Monday, April 3, 2006
More on Linker's anti-Neuhaus screed
I blogged a few days ago about the long and (in my view) unfair and unconvincing Damon Linker essay in The New Republic, which purports to review and warn about the dangerous, authoritarian "theoconservativism" of Fr. Richard Neuhaus. For more, check out the good stuff at "The American Scene," at Amy Welborn's blog, and at Mere Comments. (Linker, apparently, is responding to and conversing with some of his critics in the comments at these blogs). I thought this, from Ross Douthat, was particularly interesting:
. . . Linker, in order to read Neuhaus out of the liberal order, has to turn to his religious beliefs, and then read those back into his politics. The dishonesty of this maneuver ought to be obvious. Does Linker seriously believe that in thinking that the Catholic Church is the one true church, and desiring it to thrive and prosper and expand its reach in American culture, Neuhaus has lurched into authoritarianism? This is a reasonably common belief among thoughtless people - the sort of people who think that private proselytization, say, is incompatible with liberal democracy - but one expects better from a former editor of First Things.
The irony is that Linker is right about one thing: the "Catholic neoconservative" project can be a dangerous one, if taken too far. But it's potentially dangerous to Catholicism, not to America - because in attempting to smooth away contradictions between the American order and the Church, it risks losing too much that is distinctively Christian.

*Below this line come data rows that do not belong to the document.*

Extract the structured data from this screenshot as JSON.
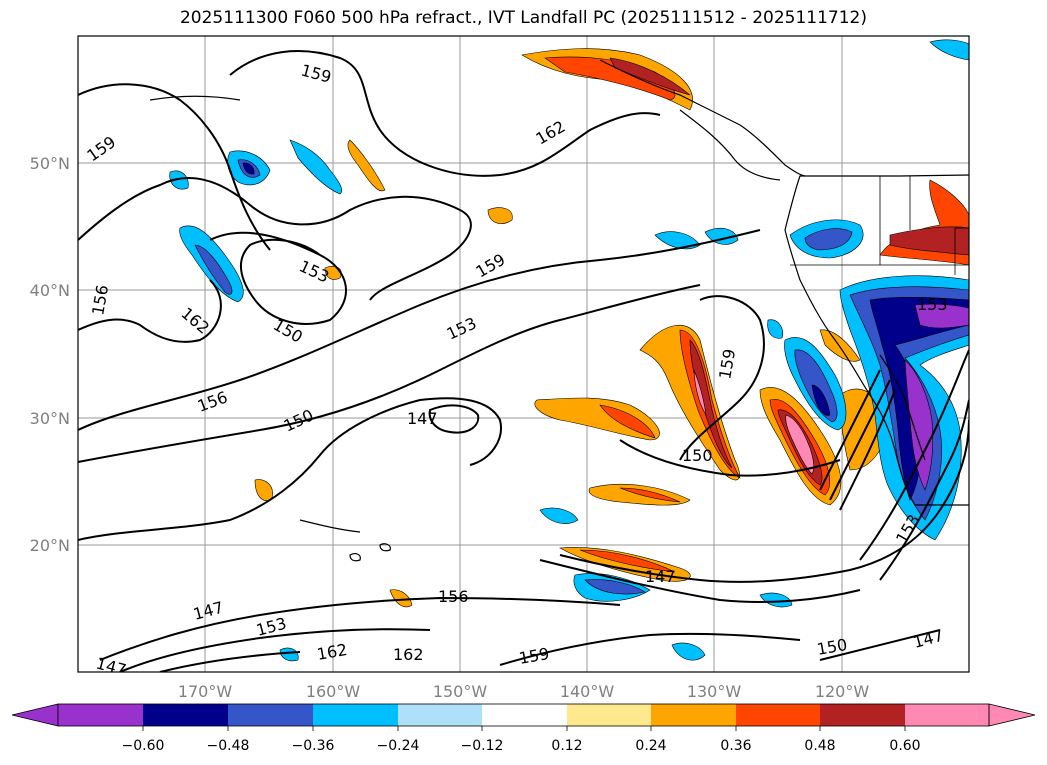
{
  "title": "2025111300 F060 500 hPa refract., IVT Landfall PC (2025111512 - 2025111712)",
  "map": {
    "lat_labels": [
      "50°N",
      "40°N",
      "30°N",
      "20°N"
    ],
    "lon_labels": [
      "170°W",
      "160°W",
      "150°W",
      "140°W",
      "130°W",
      "120°W"
    ],
    "contour_labels": [
      "159",
      "162",
      "159",
      "153",
      "159",
      "162",
      "150",
      "153",
      "156",
      "156",
      "150",
      "147",
      "150",
      "159",
      "153",
      "147",
      "153",
      "147",
      "156",
      "162",
      "162",
      "159",
      "150",
      "147",
      "147",
      "153"
    ]
  },
  "colorbar": {
    "ticks": [
      "−0.60",
      "−0.48",
      "−0.36",
      "−0.24",
      "−0.12",
      "0.12",
      "0.24",
      "0.36",
      "0.48",
      "0.60"
    ],
    "colors": [
      "#9932cc",
      "#00008b",
      "#3456c9",
      "#00bfff",
      "#aee0fa",
      "#ffffff",
      "#ffe98f",
      "#ffa500",
      "#ff4500",
      "#b22222",
      "#ff89b2"
    ]
  }
}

Now, in my view, Fr. Neuhaus and the others whom Linker attacks have not, in fact, lost sight of the possible "contradictions between the American order and the Church," even if they have tried to identify consonance, and to untangle some supposed contradictions. Still, Douthat's is an important point. He adds another long post about Linker's essay here.
UPDATE: Re-reading the Linker piece, I came across this: "[I]n the Council's 'Declaration on Religious Freedom,' known as Dignitatis Humanae, . . . the Church embraced democracy and human rights for the first time in its history." Is there any way to understand this statement as anything other than (oddly enough) both shockingly and numbingly . . . well, incorrect?